— Все-то тебе известно, старик!
— Что ж тут удивительного? — томно потупил очи Грязнов. — Если одним из аспектов деятельности моей фирмы является охрана банкиров. И давай не улыбайся зловредно, ишь ты, моду взяли подзуживать!.. Кстати, да будет тебе известно, пока еще не убрали ни одного из моих подопечных, вот так! Там, в бюро, есть список охраны банкиров, можно проверить, ху из ху.
Я ошеломленно покачал головой:
— А ты заявлял, что иностранных языков не знаешь!
— Ха! Какой же это иностранный? Это ж наш, родной и близкий! На нем даже президенты разговаривают с народом. Помнишь Горбачева? То-то. Но это все, Саня, пустое. Ты лучше выкладывай, какие конкретные мысли родились в твоей остроумной башке? Что-то пока дельных идей не наблюдаю.

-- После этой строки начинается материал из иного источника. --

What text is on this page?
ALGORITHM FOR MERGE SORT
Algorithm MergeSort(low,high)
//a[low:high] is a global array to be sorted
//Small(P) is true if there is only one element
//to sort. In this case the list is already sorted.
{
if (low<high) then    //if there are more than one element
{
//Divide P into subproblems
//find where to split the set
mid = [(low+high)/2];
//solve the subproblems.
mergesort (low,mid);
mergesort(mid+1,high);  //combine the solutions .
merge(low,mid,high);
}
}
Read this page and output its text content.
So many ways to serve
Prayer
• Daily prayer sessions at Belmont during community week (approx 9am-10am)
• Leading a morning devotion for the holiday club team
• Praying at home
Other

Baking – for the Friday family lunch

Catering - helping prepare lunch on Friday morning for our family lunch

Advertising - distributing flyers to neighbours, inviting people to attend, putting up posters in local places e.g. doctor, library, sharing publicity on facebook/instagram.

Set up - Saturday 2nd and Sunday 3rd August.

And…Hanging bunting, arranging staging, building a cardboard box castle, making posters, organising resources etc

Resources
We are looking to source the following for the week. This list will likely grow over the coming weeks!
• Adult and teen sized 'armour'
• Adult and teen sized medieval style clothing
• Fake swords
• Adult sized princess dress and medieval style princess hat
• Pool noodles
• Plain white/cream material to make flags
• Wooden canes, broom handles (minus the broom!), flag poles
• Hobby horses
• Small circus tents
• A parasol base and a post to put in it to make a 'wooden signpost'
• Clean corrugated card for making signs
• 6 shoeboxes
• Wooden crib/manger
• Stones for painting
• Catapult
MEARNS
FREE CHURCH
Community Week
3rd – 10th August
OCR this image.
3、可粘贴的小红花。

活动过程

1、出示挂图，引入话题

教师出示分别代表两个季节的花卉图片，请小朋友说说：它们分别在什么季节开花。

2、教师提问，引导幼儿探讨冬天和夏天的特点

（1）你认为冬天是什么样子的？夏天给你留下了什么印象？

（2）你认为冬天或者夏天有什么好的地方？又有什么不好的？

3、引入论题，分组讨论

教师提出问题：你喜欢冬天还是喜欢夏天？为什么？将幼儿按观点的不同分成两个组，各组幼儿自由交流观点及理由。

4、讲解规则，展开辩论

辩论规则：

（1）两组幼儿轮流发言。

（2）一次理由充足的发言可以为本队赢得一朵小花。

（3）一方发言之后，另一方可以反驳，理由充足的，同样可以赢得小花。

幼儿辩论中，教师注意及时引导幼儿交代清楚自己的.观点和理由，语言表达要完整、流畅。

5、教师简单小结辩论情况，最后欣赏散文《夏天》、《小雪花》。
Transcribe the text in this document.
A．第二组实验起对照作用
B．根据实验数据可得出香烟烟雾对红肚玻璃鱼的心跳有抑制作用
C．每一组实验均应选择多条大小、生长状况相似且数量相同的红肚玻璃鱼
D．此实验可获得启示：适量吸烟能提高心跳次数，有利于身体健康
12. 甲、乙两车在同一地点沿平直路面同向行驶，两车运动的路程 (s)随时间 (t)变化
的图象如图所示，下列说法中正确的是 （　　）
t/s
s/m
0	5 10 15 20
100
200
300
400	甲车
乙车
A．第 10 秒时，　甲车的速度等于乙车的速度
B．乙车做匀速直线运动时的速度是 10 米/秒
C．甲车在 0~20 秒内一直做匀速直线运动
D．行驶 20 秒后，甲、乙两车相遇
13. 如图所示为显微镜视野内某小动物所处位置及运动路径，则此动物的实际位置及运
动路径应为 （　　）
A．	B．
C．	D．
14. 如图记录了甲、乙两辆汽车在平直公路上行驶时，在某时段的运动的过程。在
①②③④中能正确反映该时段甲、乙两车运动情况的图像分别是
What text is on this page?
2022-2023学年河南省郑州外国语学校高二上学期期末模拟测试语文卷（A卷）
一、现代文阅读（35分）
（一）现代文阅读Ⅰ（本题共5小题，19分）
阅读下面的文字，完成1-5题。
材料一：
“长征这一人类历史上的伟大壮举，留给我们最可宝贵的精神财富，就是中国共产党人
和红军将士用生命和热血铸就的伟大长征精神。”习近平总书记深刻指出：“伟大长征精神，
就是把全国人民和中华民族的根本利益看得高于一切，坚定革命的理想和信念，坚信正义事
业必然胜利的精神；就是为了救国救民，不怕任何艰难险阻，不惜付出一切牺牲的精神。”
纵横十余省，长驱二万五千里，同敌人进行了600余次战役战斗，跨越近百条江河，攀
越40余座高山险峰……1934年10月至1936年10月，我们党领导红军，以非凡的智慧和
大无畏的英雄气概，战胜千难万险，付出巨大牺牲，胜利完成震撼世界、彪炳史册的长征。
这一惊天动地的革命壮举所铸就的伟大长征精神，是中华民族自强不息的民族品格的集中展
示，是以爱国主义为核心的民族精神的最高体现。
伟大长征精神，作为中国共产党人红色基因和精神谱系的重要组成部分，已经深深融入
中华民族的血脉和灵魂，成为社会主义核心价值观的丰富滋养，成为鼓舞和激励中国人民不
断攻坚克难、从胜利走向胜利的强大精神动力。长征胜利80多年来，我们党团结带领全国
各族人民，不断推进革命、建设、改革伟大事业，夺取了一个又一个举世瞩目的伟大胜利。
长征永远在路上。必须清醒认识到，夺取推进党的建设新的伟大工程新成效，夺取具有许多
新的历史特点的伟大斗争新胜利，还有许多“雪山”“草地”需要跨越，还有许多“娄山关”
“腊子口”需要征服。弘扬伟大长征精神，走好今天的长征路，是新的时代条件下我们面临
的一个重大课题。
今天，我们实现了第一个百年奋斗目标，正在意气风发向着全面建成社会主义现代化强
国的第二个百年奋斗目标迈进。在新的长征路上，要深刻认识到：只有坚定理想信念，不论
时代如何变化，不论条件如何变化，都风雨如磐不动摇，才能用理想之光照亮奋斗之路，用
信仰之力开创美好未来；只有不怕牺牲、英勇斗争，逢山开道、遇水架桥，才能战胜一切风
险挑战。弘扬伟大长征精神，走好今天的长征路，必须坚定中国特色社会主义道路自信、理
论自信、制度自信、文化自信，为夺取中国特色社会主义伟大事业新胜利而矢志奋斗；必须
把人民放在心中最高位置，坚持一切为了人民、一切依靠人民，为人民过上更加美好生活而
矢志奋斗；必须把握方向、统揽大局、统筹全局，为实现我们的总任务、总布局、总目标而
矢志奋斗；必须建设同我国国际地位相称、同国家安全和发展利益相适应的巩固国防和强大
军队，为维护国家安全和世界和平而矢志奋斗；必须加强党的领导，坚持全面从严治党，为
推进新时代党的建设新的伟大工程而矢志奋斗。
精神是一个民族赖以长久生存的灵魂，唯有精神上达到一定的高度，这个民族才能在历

— Да какие, к черту, мысли? Идеи — скажешь тоже… Я чую, что и за сто лет не расхлебать это дело… Ну что, прочесать весь тот подъезд, где остановился «мерседес»? Может, случайно догадаемся, кто входил или должен был выйти… А если никто и не собирался выходить?.. Твоя эта Татьяна Грибова что сказала? Машина ехала очень медленно, как будто сидевшие в ней искали номер дома или подъезда, так? А может, номер-то им дали просто для отвода глаз…
— Не исключено…
— Дальше. Если у «мерседеса» имелся пропуск для проезда по всем этим секретным переулкам, то значит, его кто-то выдал? А из протоколов не видно, чтоб кто-нибудь из сыскарей поинтересовался этим фактом.
— Надо поинтересоваться…
— Конечно, надо.
Вот так примерно еще с полчаса продолжалась вялая и бесплодная беседа, которая, так ничего и не родив, в конце концов тихо и бесполезно скончалась. Вступал в права новый рабочий день, и Турецкому пришла пора отчалить в направлении собственной конторы.
3
Мечтать, разумеется, не грех, мечтать может позволить себе каждый без особого ущерба для дела. Итак, Александр Борисович решил разыграть блиц: в кратчайшие сроки отыскать преступника и загнать дело в суд. Иными словами, продолжая размышления того же Грязнова, сделать невыполнимое выполнимым. Впрочем, если он все же собирался отправиться в Германию, если хотел сменить профессию, если… и так далее, то иного варианта попросту и не существовало.
На Пушкинскую он приехал не в девять, как обычно, а в десять, поскольку совесть его была чиста, и свой личный рабочий день он начал задолго до, скажем, генерального прокурора.
Как однажды рассказывал Саше один весьма отдаленный знакомый, поскольку занимался он совершенно иным делом — испытывал новые модели самолетов, так вот однажды во время полета вдруг отказал двигатель, а до падения на землю оставалось ну где-то с полминуты. Вот тут он успокоился, сел и подумал, что предпринять дальше. Турецкий спросил, ухмыляясь: а много ли он себе оставил времени на этот процесс — подумать? Ас ответил: так… секунды три-четыре, не больше. Подобным же образом сел в своем кабинете и Александр Борисович, чтобы быстро подумать, какие необходимо предпринять действия для намеченного им блица.
Но не прошло и трех минут, как его план оказался нарушенным. Пожаловали визитеры: один из МВД, другой — из ФСБ. Сообщили, что прибыли поделиться своими соображениями насчет взрыва. Оба они были полковники. Выглядели солидно, без излишней торопливости. Не пережимали в своем усердии. Но уже через десять минут общения цель их визита стала ясна до изумления: они оказались обыкновенными, банальными лазутчиками. Из их туманных и многозначительных монологов Турецкий сумел уловить-таки основополагающую мысль: шефов Министерства внутренних дел и Федеральной службы безопасности волнует вовсе не раскрытие данного преступления. Шефов беспокоит другое: что прокуратура собирается писать об этом теракте в своем спецсообщении на имя Президента, который вдруг проявил личную заинтересованность и выдал поручение генеральному прокурору. Вот почему Турецкий, откинувшись на спинку своего кресла, с наслаждением покуривал сигарету и с нескрываемым для гостей интересом рассматривал товарищей по оружию, которое, как оказалось, основательно притупилось за годы славной перестройки, демократизации общества, приватизации и прочая, и прочая. При этом он машинально отсчитывал минуты, раз и навсегда вычеркнутые из жизни, как пустые и никчемные.